One of my friends in the picture in the last post returned from Dublin two years ago, after living there for more than 20 years, to take care of her parents, both over 90.
Her father, prone to frequent falls, moved into a retirement home; she visits daily. L. and her mother live in the family home.
Her mother, P., is 95, clear-minded and still eager to engage the world. (She can legally drive, but it's fraught.) They head to country inns, theatre festivals, visit P.'s beloved Algonquin Park, where she canoed at 92, nourished by the familiar natural beauty.
They have always deeply enjoyed one another's company and have little of the reflexive friction so many of my friends feel (and I had) towards one's mother.
(Years ago another friend turned up at my door with her tiny, furious mother in tow. She'd spent the morning trying to buy her a winter coat. "YOU take her", she hissed. After a restorative lunch (with martinis) in the department store dining room, we found a chic cobalt blue topper that she loved. She was sweet as churned honey with me, as I expected.)
L. is single, childless (which simplified her return), incandescently intelligent, wildly funny, and a fearless straight-shooter.
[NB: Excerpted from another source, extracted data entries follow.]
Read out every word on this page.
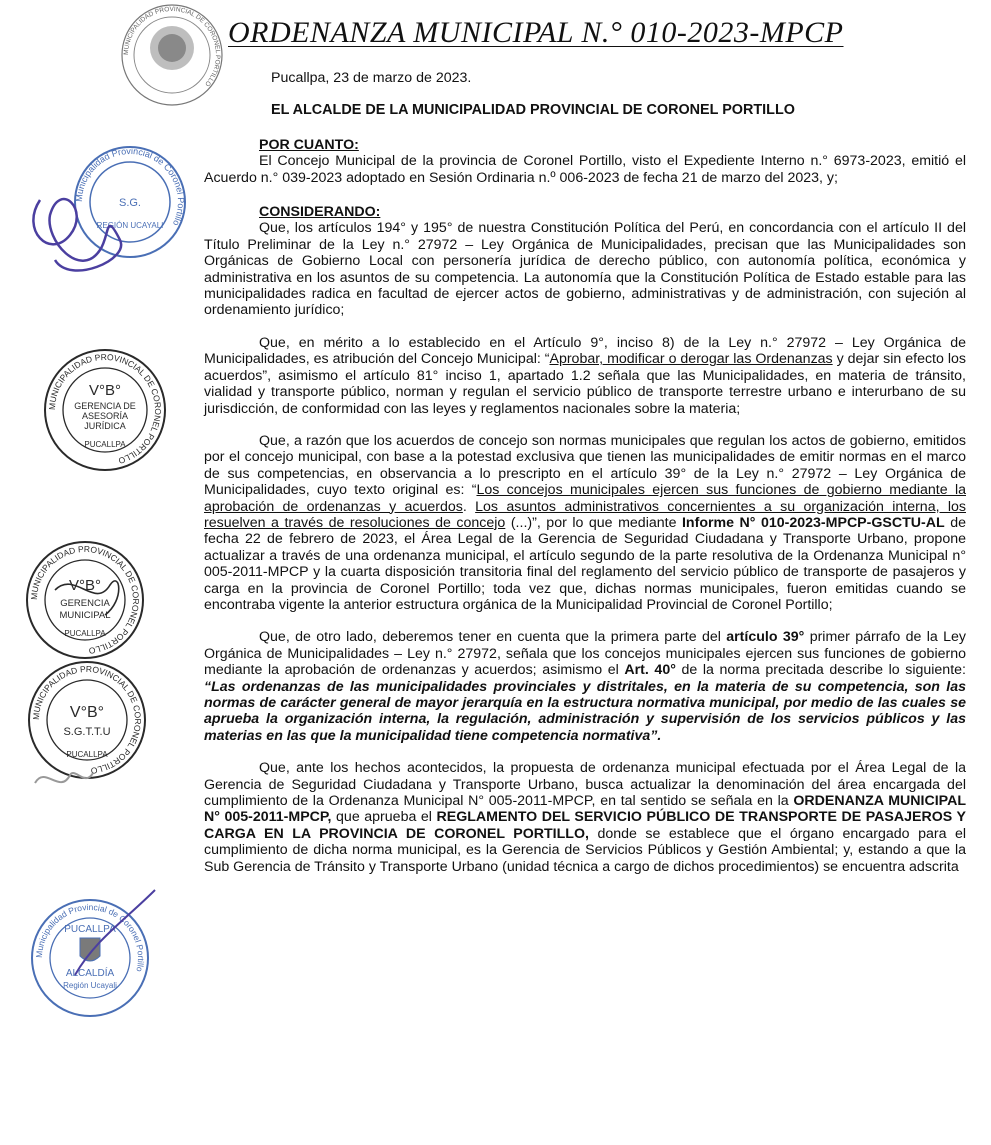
MUNICIPALIDAD PROVINCIAL DE CORONEL PORTILLO
Municipalidad Provincial de Coronel Portillo
S.G.
REGIÓN UCAYALI
MUNICIPALIDAD PROVINCIAL DE CORONEL PORTILLO
V°B°
GERENCIA DE
ASESORÍA
JURÍDICA
PUCALLPA
MUNICIPALIDAD PROVINCIAL DE CORONEL PORTILLO
V°B°
GERENCIA
MUNICIPAL
PUCALLPA
MUNICIPALIDAD PROVINCIAL DE CORONEL PORTILLO
V°B°
S.G.T.T.U
PUCALLPA
Municipalidad Provincial de Coronel Portillo
PUCALLPA
ALCALDÍA
Región Ucayali
ORDENANZA MUNICIPAL N.° 010-2023-MPCP

Pucallpa, 23 de marzo de 2023.

EL ALCALDE DE LA MUNICIPALIDAD PROVINCIAL DE CORONEL PORTILLO

POR CUANTO:

El Concejo Municipal de la provincia de Coronel Portillo, visto el Expediente Interno n.° 6973-2023, emitió el Acuerdo n.° 039-2023 adoptado en Sesión Ordinaria n.º 006-2023 de fecha 21 de marzo del 2023, y;

CONSIDERANDO:

Que, los artículos 194° y 195° de nuestra Constitución Política del Perú, en concordancia con el artículo II del Título Preliminar de la Ley n.° 27972 – Ley Orgánica de Municipalidades, precisan que las Municipalidades son Orgánicas de Gobierno Local con personería jurídica de derecho público, con autonomía política, económica y administrativa en los asuntos de su competencia. La autonomía que la Constitución Política de Estado estable para las municipalidades radica en facultad de ejercer actos de gobierno, administrativas y de administración, con sujeción al ordenamiento jurídico;

Que, en mérito a lo establecido en el Artículo 9°, inciso 8) de la Ley n.° 27972 – Ley Orgánica de Municipalidades, es atribución del Concejo Municipal: “Aprobar, modificar o derogar las Ordenanzas y dejar sin efecto los acuerdos”, asimismo el artículo 81° inciso 1, apartado 1.2 señala que las Municipalidades, en materia de tránsito, vialidad y transporte público, norman y regulan el servicio público de transporte terrestre urbano e interurbano de su jurisdicción, de conformidad con las leyes y reglamentos nacionales sobre la materia;

Que, a razón que los acuerdos de concejo son normas municipales que regulan los actos de gobierno, emitidos por el concejo municipal, con base a la potestad exclusiva que tienen las municipalidades de emitir normas en el marco de sus competencias, en observancia a lo prescripto en el artículo 39° de la Ley n.° 27972 – Ley Orgánica de Municipalidades, cuyo texto original es: “Los concejos municipales ejercen sus funciones de gobierno mediante la aprobación de ordenanzas y acuerdos. Los asuntos administrativos concernientes a su organización interna, los resuelven a través de resoluciones de concejo (...)”, por lo que mediante Informe N° 010-2023-MPCP-GSCTU-AL de fecha 22 de febrero de 2023, el Área Legal de la Gerencia de Seguridad Ciudadana y Transporte Urbano, propone actualizar a través de una ordenanza municipal, el artículo segundo de la parte resolutiva de la Ordenanza Municipal n° 005-2011-MPCP y la cuarta disposición transitoria final del reglamento del servicio público de transporte de pasajeros y carga en la provincia de Coronel Portillo; toda vez que, dichas normas municipales, fueron emitidas cuando se encontraba vigente la anterior estructura orgánica de la Municipalidad Provincial de Coronel Portillo;

Que, de otro lado, deberemos tener en cuenta que la primera parte del artículo 39° primer párrafo de la Ley Orgánica de Municipalidades – Ley n.° 27972, señala que los concejos municipales ejercen sus funciones de gobierno mediante la aprobación de ordenanzas y acuerdos; asimismo el Art. 40° de la norma precitada describe lo siguiente: “Las ordenanzas de las municipalidades provinciales y distritales, en la materia de su competencia, son las normas de carácter general de mayor jerarquía en la estructura normativa municipal, por medio de las cuales se aprueba la organización interna, la regulación, administración y supervisión de los servicios públicos y las materias en las que la municipalidad tiene competencia normativa”.

Que, ante los hechos acontecidos, la propuesta de ordenanza municipal efectuada por el Área Legal de la Gerencia de Seguridad Ciudadana y Transporte Urbano, busca actualizar la denominación del área encargada del cumplimiento de la Ordenanza Municipal N° 005-2011-MPCP, en tal sentido se señala en la ORDENANZA MUNICIPAL N° 005-2011-MPCP, que aprueba el REGLAMENTO DEL SERVICIO PÚBLICO DE TRANSPORTE DE PASAJEROS Y CARGA EN LA PROVINCIA DE CORONEL PORTILLO, donde se establece que el órgano encargado para el cumplimiento de dicha norma municipal, es la Gerencia de Servicios Públicos y Gestión Ambiental; y, estando a que la Sub Gerencia de Tránsito y Transporte Urbano (unidad técnica a cargo de dichos procedimientos) se encuentra adscrita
Doesn't complain about the friends, work, cottage and world she put on hold to return.
She will say she misses them, and expects to once again spend time in own home. But for now she's assuaging her mother's loneliness and boredom, and listening to her father's stories.
Every woman friend is dealing with elder care- either her own parents, in-laws, or extended family, some with L.'s grace and goodwill, others with resignation, resentment, worry.
Years ago many of us were consumed with childcare, exhausted and anxious about how we were shaping those little lives.
Now we are at a bedside again, combing hair, urging someone to eat, visiting a doctor, but it's so different at the other end of life. I felt far more emotional turbulence in the last years with my mother, flaring irritation and tenderness intertwined.
When our children are small we look at the stars with them and think, what will your future bring? We look at the stars with our very old parents and think, I hope there is a heaven for you, whatever form it takes.